The Lanz Bulldog D 9506 is a tractor of the HR 8 series, produced by Heinrich Lanz AG in Mannheim from 1934 to 1955, with a production stop in 1945. In total, 3817 units were produced. The tractor was sold under the brand name Ackerluft (field-air). The Ursus C-45, produced in Poland from 1947 to 1959, was an illegal copy of the D 9506.

Description 

The D 9506 utilises a frameless block construction. It has a rear live axle and a dead front beam axle. The front axle was available with optional leaf springs. The tractor has air filled tyres. The D 9506 does not have a lockable differential. The gearbox is a manual 3-speed Lanz gearbox with a reverse gear, and an additional range, this makes 6 forward gears and 2 reverse gears. The minimum speed is 3,3 km/h in first gear, maximum speed is 16,7 km/h in sixth gear. The drum brakes at the rear wheels are foot-operated, the handbrake locks the gearbox.

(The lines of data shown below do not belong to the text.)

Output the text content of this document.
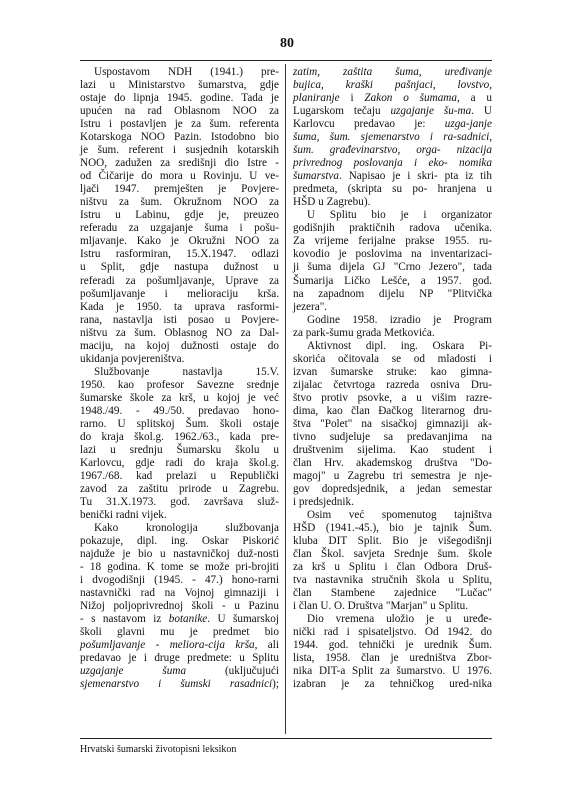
80
Uspostavom NDH (1941.) pre-
lazi u Ministarstvo šumarstva, gdje
ostaje do lipnja 1945. godine. Tada je
upućen na rad Oblasnom NOO za
Istru i postavljen je za šum. referenta
Kotarskoga NOO Pazin. Istodobno bio
je šum. referent i susjednih kotarskih
NOO, zadužen za središnji dio Istre -
od Čičarije do mora u Rovinju. U ve-
ljači 1947. premješten je Povjere-
ništvu za šum. Okružnom NOO za
Istru u Labinu, gdje je, preuzeo
referadu za uzgajanje šuma i pošu-
mljavanje. Kako je Okružni NOO za
Istru rasformiran, 15.X.1947. odlazi
u Split, gdje nastupa dužnost u
referadi za pošumljavanje, Uprave za
pošumljavanje i melioraciju krša.
Kada je 1950. ta uprava rasformi-
rana, nastavlja isti posao u Povjere-
ništvu za šum. Oblasnog NO za Dal-
maciju, na kojoj dužnosti ostaje do
ukidanja povjereništva.
Službovanje nastavlja 15.V.
1950. kao profesor Savezne srednje
šumarske škole za krš, u kojoj je već
1948./49. - 49./50. predavao hono-
rarno. U splitskoj Šum. školi ostaje
do kraja škol.g. 1962./63., kada pre-
lazi u srednju Šumarsku školu u
Karlovcu, gdje radi do kraja škol.g.
1967./68. kad prelazi u Republički
zavod za zaštitu prirode u Zagrebu.
Tu 31.X.1973. god. završava služ-
benički radni vijek.
Kako kronologija službovanja
pokazuje, dipl. ing. Oskar Piskorić
najduže je bio u nastavničkoj duž-nosti
- 18 godina. K tome se može pri-brojiti
i dvogodišnji (1945. - 47.) hono-rarni
nastavnički rad na Vojnoj gimnaziji i
Nižoj poljoprivrednoj školi - u Pazinu
- s nastavom iz botanike. U šumarskoj
školi glavni mu je predmet bio
pošumljavanje - meliora-cija krša, ali
predavao je i druge predmete: u Splitu
uzgajanje šuma (uključujući
sjemenarstvo i šumski rasadnici);
zatim, zaštita šuma, uređivanje
bujica, kraški pašnjaci, lovstvo,
planiranje i Zakon o šumama, a u
Lugarskom tečaju uzgajanje šu-ma. U
Karlovcu predavao je: uzga-janje
šuma, šum. sjemenarstvo i ra-sadnici,
šum. građevinarstvo, orga- nizacija
privrednog poslovanja i eko- nomika
šumarstva. Napisao je i skri- pta iz tih
predmeta, (skripta su po- hranjena u
HŠD u Zagrebu).
U Splitu bio je i organizator
godišnjih praktičnih radova učenika.
Za vrijeme ferijalne prakse 1955. ru-
kovodio je poslovima na inventarizaci-
ji šuma dijela GJ "Crno Jezero", tada
Šumarija Ličko Lešće, a 1957. god.
na zapadnom dijelu NP "Plitvička
jezera".
Godine 1958. izradio je Program
za park-šumu grada Metkovića.
Aktivnost dipl. ing. Oskara Pi-
skorića očitovala se od mladosti i
izvan šumarske struke: kao gimna-
zijalac četvrtoga razreda osniva Dru-
štvo protiv psovke, a u višim razre-
dima, kao član Đačkog literarnog dru-
štva "Polet" na sisačkoj gimnaziji ak-
tivno sudjeluje sa predavanjima na
društvenim sijelima. Kao student i
član Hrv. akademskog društva "Do-
magoj" u Zagrebu tri semestra je nje-
gov dopredsjednik, a jedan semestar
i predsjednik.
Osim već spomenutog tajništva
HŠD (1941.-45.), bio je tajnik Šum.
kluba DIT Split. Bio je višegodišnji
član Škol. savjeta Srednje šum. škole
za krš u Splitu i član Odbora Druš-
tva nastavnika stručnih škola u Splitu,
član Stambene zajednice "Lučac"
i član U. O. Društva "Marjan" u Splitu.
Dio vremena uložio je u uređe-
nički rad i spisateljstvo. Od 1942. do
1944. god. tehnički je urednik Šum.
lista, 1958. član je uredništva Zbor-
nika DIT-a Split za šumarstvo. U 1976.
izabran je za tehničkog ured-nika
Hrvatski šumarski životopisni leksikon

The standard Lanz hot-bulb engine with a displacement of 10.3 L was used, it has a thermosiphon cooler. Compared to the predecessor series HR 6 and HR 7, the engine now has a better speed governor, the rated engine speed was increased from 540 min−1 to 630 min−1. Many sorts of diesel oil can be used as fuel. The D 9506 has an electrical system. If a starter motor is used, the lead-battery has a capacity of 94 Ah, without a starter motor the capacity is 75 Ah. The Lanz factory offered additional accessories, such as a cab or fenders.